In all your rooms, Peter Cottontail has hidden a plastic egg with your name on it.
The Challenge: Peter is challenging you to find your egg. Some will be easier to find than others (in fact, Peter thinks some won’t be found until retirement). Return the empty egg with your name sticker left on it to your grade level secretary by the Friday prior to spring break (April 4).
The grade level with the greatest percentage of returned eggs will be treated to lunch on the Monday we sluggishly return from our respite (April 7).
Peter hopes the eggs reproduce as rapidly as rabbits!!!!!
This is the recap which I sent to Andrea Corona Jenkins at Hula Seventy ...who had a wonderful post about Little Paper Fortunes entitled "Friday Afternoon" which began the whole inspiration for the egg hunt (you MUST read her post. It is wonderful. You'll need to scroll down to Oct 15, 2007 entry). Here's my recap from last year:
December is a tough month in education, as is March! Prior to Christmas Break the kids and the teachers were stretched to just put one foot in front of another as they waited for a little time off. Only about five teachers decided to do the project this year, but they did enjoy it. They couldn't take the kids off school property to "plant" the fortunes as I'd hoped. Anyway, they did do the best they could at the time. Each class group placed all the fortunes in chinese food containers decorated with holiday themes they got from Hobby Lobby. The teachers then brought the boxes to a few coffee houses and some mom-and-pop type stores where they set them up by the cash registers. People were encouraged to take a fortune when they made a purchase.
BUT two weeks ago, the principal and I revisited the little paper fortunes idea in an attempt to lighten the droll, cabin-fever climate hanging like a cloud over the building. I took blank fortune strips to the media center (our library) and explained what I wanted to the students who so (un-)cheerfully had to spend two hours with an assistant principal after school for a little, um, extended day. I told them I needed volunteers to write generic, cheerful notes to our staff. It was totally voluntary on their part, yet about 20 kids took the bait. After a time, I told them if they really wanted to, they could write fortunes to specific teachers.

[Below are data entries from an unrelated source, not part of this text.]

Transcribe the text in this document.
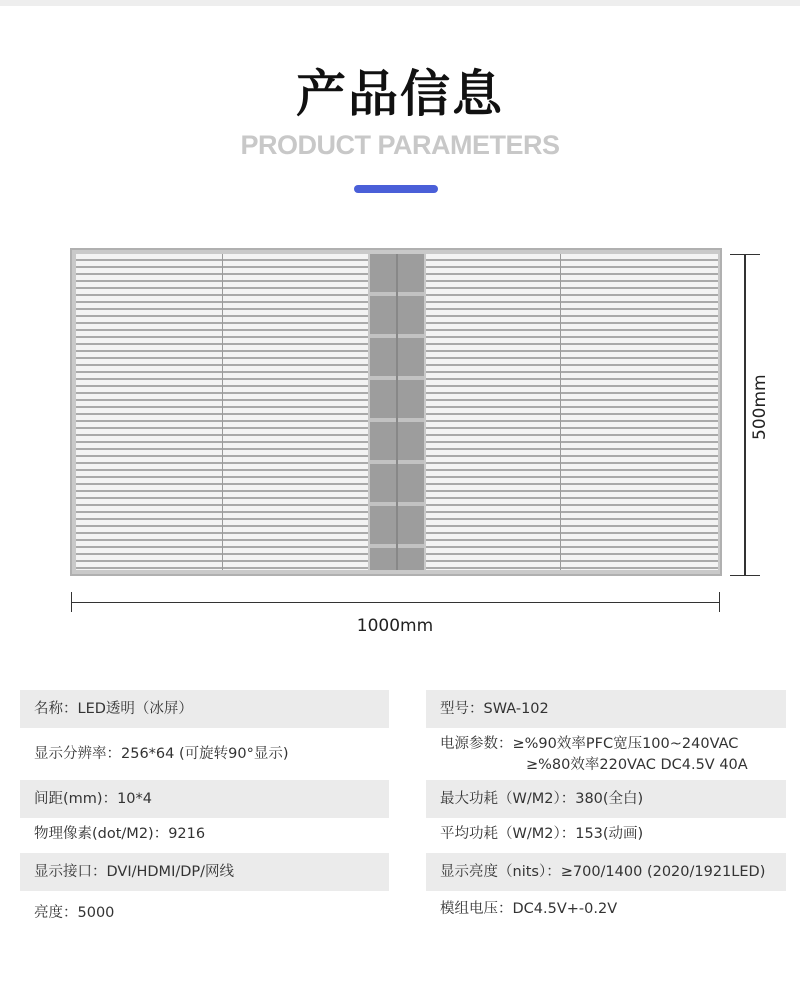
产品信息
PRODUCT PARAMETERS
500mm
1000mm
名称：LED透明（冰屏）
显示分辨率：256*64 (可旋转90°显示)
间距(mm)：10*4
物理像素(dot/M2)：9216
显示接口：DVI/HDMI/DP/网线
亮度：5000
型号：SWA-102
电源参数：≥%90效率PFC宽压100~240VAC
≥%80效率220VAC DC4.5V 40A
最大功耗（W/M2）：380(全白)
平均功耗（W/M2）：153(动画)
显示亮度（nits）：≥700/1400 (2020/1921LED)
模组电压：DC4.5V+-0.2V
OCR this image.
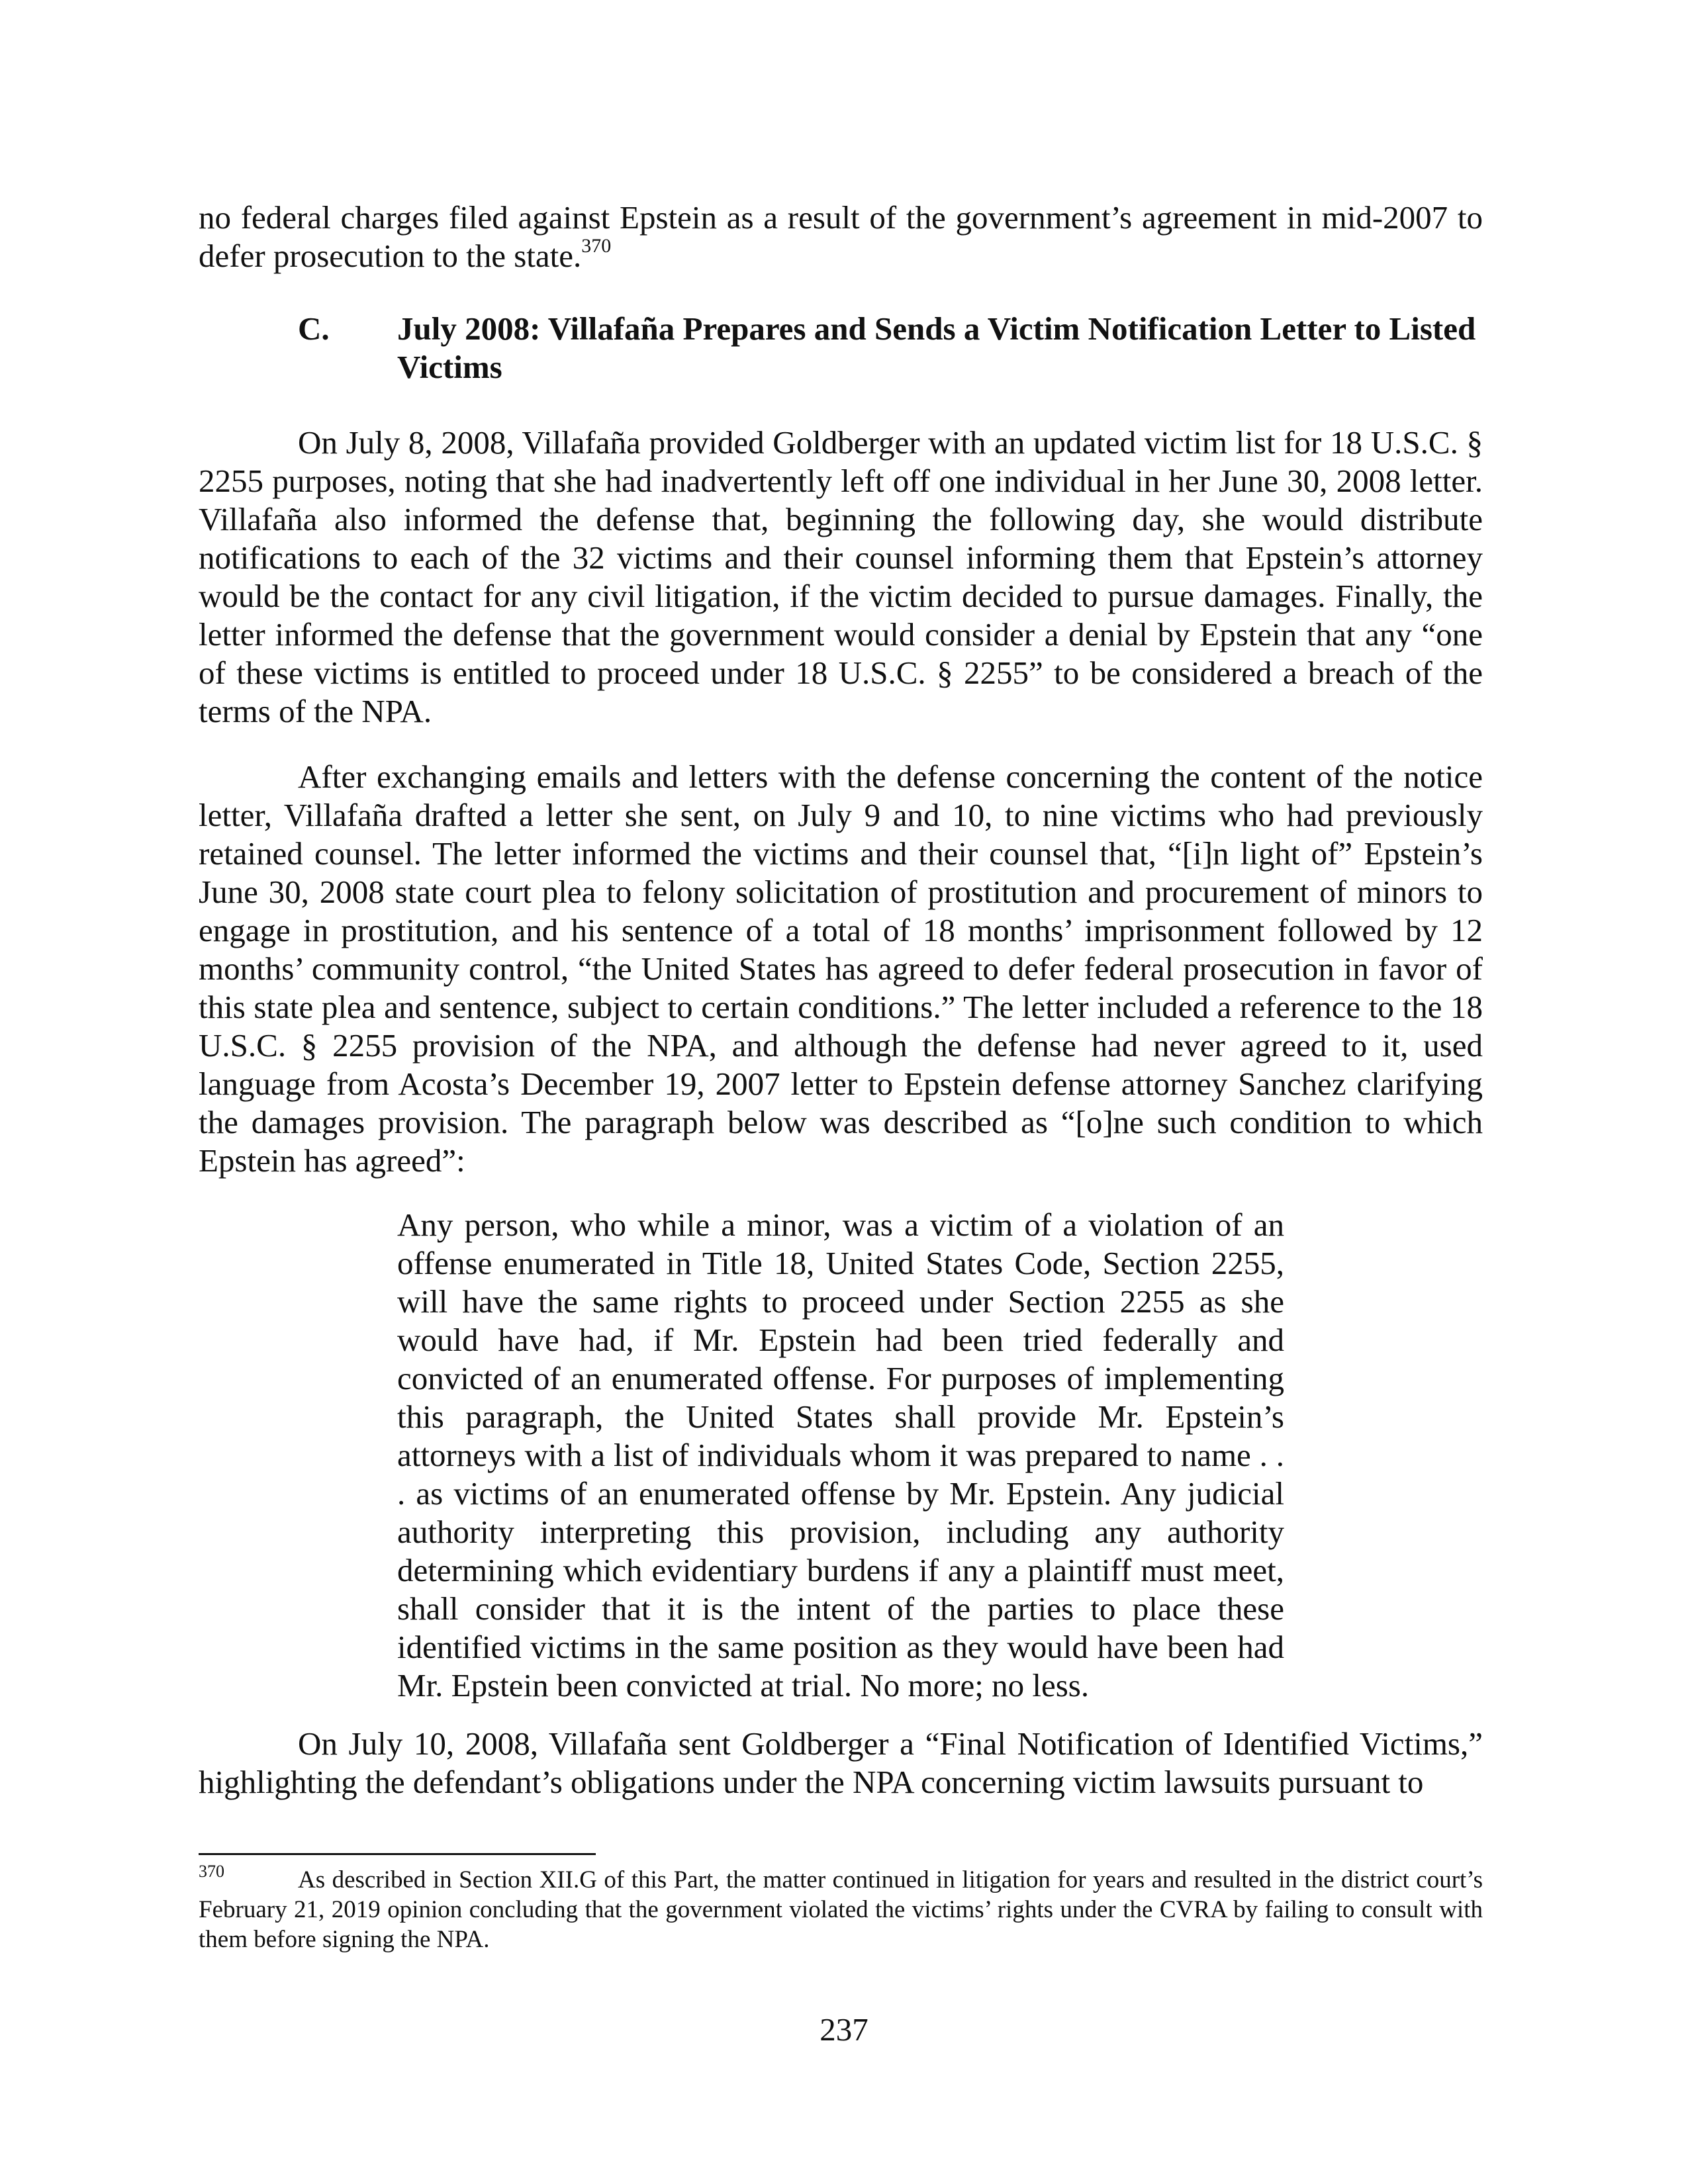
no federal charges filed against Epstein as a result of the government’s agreement in mid-2007 to defer prosecution to the state.$^{370}$

C. July 2008: Villafaña Prepares and Sends a Victim Notification Letter to Listed Victims

On July 8, 2008, Villafaña provided Goldberger with an updated victim list for 18 U.S.C. § 2255 purposes, noting that she had inadvertently left off one individual in her June 30, 2008 letter. Villafaña also informed the defense that, beginning the following day, she would distribute notifications to each of the 32 victims and their counsel informing them that Epstein’s attorney would be the contact for any civil litigation, if the victim decided to pursue damages. Finally, the letter informed the defense that the government would consider a denial by Epstein that any “one of these victims is entitled to proceed under 18 U.S.C. § 2255” to be considered a breach of the terms of the NPA.

After exchanging emails and letters with the defense concerning the content of the notice letter, Villafaña drafted a letter she sent, on July 9 and 10, to nine victims who had previously retained counsel. The letter informed the victims and their counsel that, “[i]n light of” Epstein’s June 30, 2008 state court plea to felony solicitation of prostitution and procurement of minors to engage in prostitution, and his sentence of a total of 18 months’ imprisonment followed by 12 months’ community control, “the United States has agreed to defer federal prosecution in favor of this state plea and sentence, subject to certain conditions.” The letter included a reference to the 18 U.S.C. § 2255 provision of the NPA, and although the defense had never agreed to it, used language from Acosta’s December 19, 2007 letter to Epstein defense attorney Sanchez clarifying the damages provision. The paragraph below was described as “[o]ne such condition to which Epstein has agreed”:

Any person, who while a minor, was a victim of a violation of an offense enumerated in Title 18, United States Code, Section 2255, will have the same rights to proceed under Section 2255 as she would have had, if Mr. Epstein had been tried federally and convicted of an enumerated offense. For purposes of implementing this paragraph, the United States shall provide Mr. Epstein’s attorneys with a list of individuals whom it was prepared to name . . . as victims of an enumerated offense by Mr. Epstein. Any judicial authority interpreting this provision, including any authority determining which evidentiary burdens if any a plaintiff must meet, shall consider that it is the intent of the parties to place these identified victims in the same position as they would have been had Mr. Epstein been convicted at trial. No more; no less.

On July 10, 2008, Villafaña sent Goldberger a “Final Notification of Identified Victims,” highlighting the defendant’s obligations under the NPA concerning victim lawsuits pursuant to

370	As described in Section XII.G of this Part, the matter continued in litigation for years and resulted in the district court’s February 21, 2019 opinion concluding that the government violated the victims’ rights under the CVRA by failing to consult with them before signing the NPA.

237
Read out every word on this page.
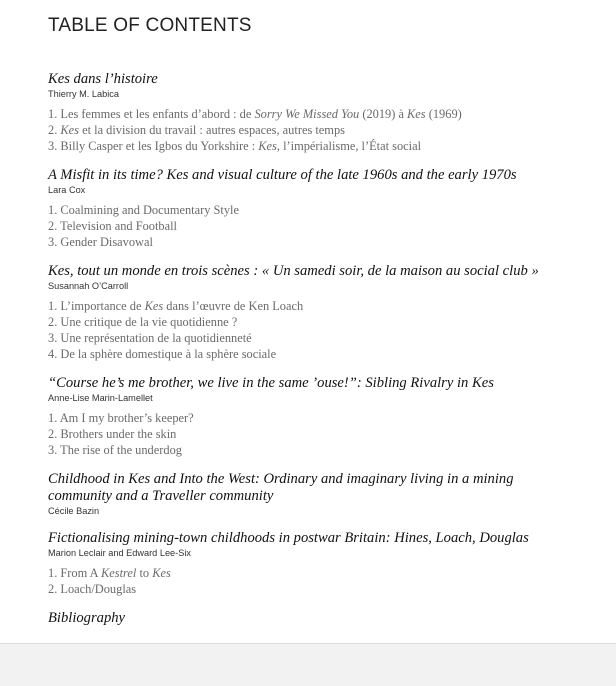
TABLE OF CONTENTS

Kes dans l’histoire

Thierry M. Labica

1. Les femmes et les enfants d’abord : de Sorry We Missed You (2019) à Kes (1969)
2. Kes et la division du travail : autres espaces, autres temps
3. Billy Casper et les Igbos du Yorkshire : Kes, l’impérialisme, l’État social

A Misfit in its time? Kes and visual culture of the late 1960s and the early 1970s

Lara Cox

1. Coalmining and Documentary Style
2. Television and Football
3. Gender Disavowal

Kes, tout un monde en trois scènes : « Un samedi soir, de la maison au social club »

Susannah O’Carroll

1. L’importance de Kes dans l’œuvre de Ken Loach
2. Une critique de la vie quotidienne ?
3. Une représentation de la quotidienneté
4. De la sphère domestique à la sphère sociale

“Course he’s me brother, we live in the same ’ouse!”: Sibling Rivalry in Kes

Anne-Lise Marin-Lamellet

1. Am I my brother’s keeper?
2. Brothers under the skin
3. The rise of the underdog

Childhood in Kes and Into the West: Ordinary and imaginary living in a mining community and a Traveller community

Cécile Bazin

Fictionalising mining-town childhoods in postwar Britain: Hines, Loach, Douglas

Marion Leclair and Edward Lee-Six

1. From A Kestrel to Kes
2. Loach/Douglas

Bibliography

These kids have a tendency to only show their tough exteriors, but during this activity they really allowed their sweet insides to emerge.
As an aside, there are 162 teachers, aides, custodians, cafeteria workers, secretaries, counselors, principals, School Resource Officer, bookkeepers, media center specialists, and other staff in our building. We also have 1500 sixth, seventh and eighth graders. It's a wonderful, crazy place.
So anyway, the principal and I stuffed 162 plastic eggs with treats and paper fortunes and labeled each egg with a staff member's name. (I so enjoyed being able to stuff some very tender fortunes in specific teachers' eggs. I knew they'd love them.) We then hid an egg all over the building in areas specific to the individual--i.e., in that teacher's classroom, in the school kitchen, in the boiler room, etc. It took several hours to hide the eggs and we almost got caught by one teacher who was working too, too late. The principal unlocked the classroom door and walked into what she thought was an empty room only to find the teacher sitting at his desk under a dimly lit lamp. "Oh!, she said, "I'm in the wrong room!" and then quickly backed out before the teacher could respond. It was so dumb, we laughed all night about it.
The next morning, I sent out an email with the announcement that we had hidden the eggs and that there was a challenge to each teacher to find their egg. Oh-my-GOSH! What a delightful impact this whole endeavor had! You would have thought these teachers were all little children again. Some teachers let their students help in the hunt, while others threatened to fail (in jest) any student who found their egg before they had a chance to look for it. There were emails flying back and forth with comments and silliness and "found-mine-in-the-4H-geraniums-by-the-way-you-can-buy-one-for $1.25-each!" advertisements and "my OCD is kicking in and I can't get any teaching done until I find my egg!" and much more. It was so wonderful to experience pure joy and silliness in people who were so tired and just praying for spring to arrive.
We asked teachers to return their empty eggs to their grade level secretary (for next year, of course!). The grade level with the greatest percentage of returns would have lunch provided the Monday we get back from spring break. We're actually going to provide lunch for everyone, but it was fun to put forth the challenge.
Anyway, everywhere I walk in the building, I see those little paper fortunes put in places of honor. I walked by our technology guy's office and saw his taped to his window. It says, "Thank u for makin this a grate plase to be." I guess we need to work on that spelling some more. I taped mine above my desk. They say, "You are loved" and "You are lookin gooood!"
It is two weeks later and I'm still getting comments from teachers about how much they enjoyed it all. So, Andrea, you need to take some of the credit. The impetus for all this was your inspiring blog entry about having your wee-ones make little paper fortunes to leave around your city for no other purpose but to bring a moment of joy or tenderness to what might have been an otherwise difficult day.